E’ il 1990 quando al Forteto si gettano le fondamenta del nuovo caseificio. Sul cantiere, come si vede dalla foto, ci sono due ragazzini. Uno è Marco, 14 anni, in seguito uscito dalla comunità e morto a Livorno per droga e stenti nel 2007, da senzatetto. L’altro è F., 12 appena: è proprio lui che oggi ci ha consegnato questo e altri scatti. “Facevamo il cemento, si mettevano i mattoni”, spiega F., che oggi vive fuori dalla comunità e che già testimoniando al processo nel 2014 aveva raccontato la sua esperienza lavorativa al Forteto: prima della scuola, all’alba, andava ad occuparsi del bestiame. Se non c’era da studiare, si lavorava anche il pomeriggio. “Molte di queste foto me le hanno fatte i dipendenti esterni della cooperativa, con una macchina fotografica che avevo ricevuto in regalo”. I dipendenti esterni, in un recente comunicato, hanno asserito di non aver mai visto bambini a lavoro in cooperativa. “Io ho lavorato da 12 anni in poi – sostiene F. – e alcuni dipendenti esterni erano lì, con me”.
Questi scatti sopra mostrano ad esempio F. al lavoro nei campi accanto ad un trattore e al maneggio, all’opera per sistemare una recinzione. Con lui ci sono alcuni adulti, all’epoca componenti della comunità, mentre non si vedono dipendenti esterni. In una delle foto c’è anche un altro ragazzo: quello che il giudice Gian Paolo Meucci aveva affidato da bambino a Rodolfo Fiesoli, al suo ritorno al Forteto dopo l’arresto nel 1978 e la permanenza in carcere.
Qui sopra vediamo invece F. nel caseificio, dove inizierà a lavorare stabilmente dopo la terza media, “Ma tutto gratis”, tiene a precisare. “All’inizio non mi facevano stare dentro, lavavo le cassette fuori dal caseificio. Poi invece, verso i 14-15 anni, sono entrato”. Non una presenza sporadica, come si nota dal dettaglio del grembiule ingrandito: si vedono le lettere del suo nome, segno che F. aveva una sua tenuta da lavoro al pari degli altri impiegati al caseificio. Quel caseificio dove negli stessi anni una coetanea di F., allora quindicenne, si amputò un dito: “Avevamo finito di fare lo yogurt – ha testimoniato al processo – erano intorno alle sette di sera, eravamo a lavare l’imbuto dove si metteva lo yogurt ed io ci infilai un dito e rimasi incastrata”. Ma in ospedale fu costretta a dire che si era fatta male con un tritatutto, e quell’incidente sul lavoro non fu mai registrato come tale. Qualche anno dopo fu un ragazzo a perdere una falange rimasta schiacciata nella sponda del camion dove si caricavano le cassette per il formaggio.

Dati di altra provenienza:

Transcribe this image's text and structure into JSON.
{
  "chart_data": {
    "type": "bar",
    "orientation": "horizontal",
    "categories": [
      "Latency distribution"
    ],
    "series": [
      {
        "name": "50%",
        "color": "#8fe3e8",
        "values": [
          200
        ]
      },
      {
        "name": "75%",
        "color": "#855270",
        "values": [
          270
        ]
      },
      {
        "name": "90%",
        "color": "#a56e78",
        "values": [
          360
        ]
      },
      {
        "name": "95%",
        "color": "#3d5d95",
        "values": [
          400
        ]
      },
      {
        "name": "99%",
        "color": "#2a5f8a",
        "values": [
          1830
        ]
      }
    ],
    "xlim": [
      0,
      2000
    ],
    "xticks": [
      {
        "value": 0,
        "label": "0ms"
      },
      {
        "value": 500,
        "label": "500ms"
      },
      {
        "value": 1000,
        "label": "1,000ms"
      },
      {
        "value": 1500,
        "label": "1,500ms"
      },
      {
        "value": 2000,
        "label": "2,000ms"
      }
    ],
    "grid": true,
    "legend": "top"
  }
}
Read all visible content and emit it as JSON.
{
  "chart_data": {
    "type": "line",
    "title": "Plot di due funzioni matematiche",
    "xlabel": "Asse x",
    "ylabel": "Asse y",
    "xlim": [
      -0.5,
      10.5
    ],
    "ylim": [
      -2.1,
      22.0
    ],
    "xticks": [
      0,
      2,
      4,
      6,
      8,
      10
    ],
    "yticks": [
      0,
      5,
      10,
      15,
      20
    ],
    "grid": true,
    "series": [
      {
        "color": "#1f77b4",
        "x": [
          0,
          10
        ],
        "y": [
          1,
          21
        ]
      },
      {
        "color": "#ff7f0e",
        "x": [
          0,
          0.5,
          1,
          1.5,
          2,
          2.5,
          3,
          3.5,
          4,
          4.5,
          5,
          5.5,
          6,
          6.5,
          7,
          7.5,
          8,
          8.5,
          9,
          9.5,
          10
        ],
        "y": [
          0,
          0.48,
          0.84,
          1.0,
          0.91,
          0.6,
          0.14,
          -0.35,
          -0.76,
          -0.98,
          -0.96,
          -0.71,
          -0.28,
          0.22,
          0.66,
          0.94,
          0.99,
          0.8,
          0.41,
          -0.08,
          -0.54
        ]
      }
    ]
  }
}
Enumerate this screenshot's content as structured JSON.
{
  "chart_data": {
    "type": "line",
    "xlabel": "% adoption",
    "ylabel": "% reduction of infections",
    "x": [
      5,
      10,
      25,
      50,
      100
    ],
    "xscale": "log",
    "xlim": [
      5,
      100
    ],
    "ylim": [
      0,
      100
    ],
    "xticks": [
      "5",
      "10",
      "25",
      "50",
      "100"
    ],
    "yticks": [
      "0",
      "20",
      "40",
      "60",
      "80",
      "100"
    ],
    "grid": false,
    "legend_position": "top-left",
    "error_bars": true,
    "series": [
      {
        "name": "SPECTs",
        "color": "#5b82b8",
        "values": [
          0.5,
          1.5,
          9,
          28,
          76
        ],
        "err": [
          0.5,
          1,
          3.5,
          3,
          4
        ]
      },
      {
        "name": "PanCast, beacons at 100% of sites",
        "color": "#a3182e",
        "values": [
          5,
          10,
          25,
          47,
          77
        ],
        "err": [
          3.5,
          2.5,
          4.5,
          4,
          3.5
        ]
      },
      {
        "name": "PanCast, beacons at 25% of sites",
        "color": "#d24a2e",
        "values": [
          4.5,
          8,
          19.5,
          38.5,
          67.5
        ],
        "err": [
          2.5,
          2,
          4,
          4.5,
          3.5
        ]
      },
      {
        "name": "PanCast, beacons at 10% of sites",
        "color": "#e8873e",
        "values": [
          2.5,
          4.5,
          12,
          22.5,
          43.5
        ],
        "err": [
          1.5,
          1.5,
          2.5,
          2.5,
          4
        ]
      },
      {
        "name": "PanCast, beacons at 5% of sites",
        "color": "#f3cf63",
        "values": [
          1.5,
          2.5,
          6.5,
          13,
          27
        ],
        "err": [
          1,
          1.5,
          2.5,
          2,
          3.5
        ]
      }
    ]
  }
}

In quest’ultima foto F. è ormai maggiorenne, davanti a lui c’è un bambino anche se non impegnato nei lavori. “Stavo decidendo di andarmene, per questo per farmi restare provavano a farmi affezionare a lui”. In quel luogo si svolgeva una parte della tingitura dei formaggi, “proprio davanti c’era l’ufficio di una dipendente esterna”. E tra i fuoriusciti del Forteto c’è chi afferma di aver lavorato da ragazzina proprio davanti a quell’ufficio con la porta a vetri.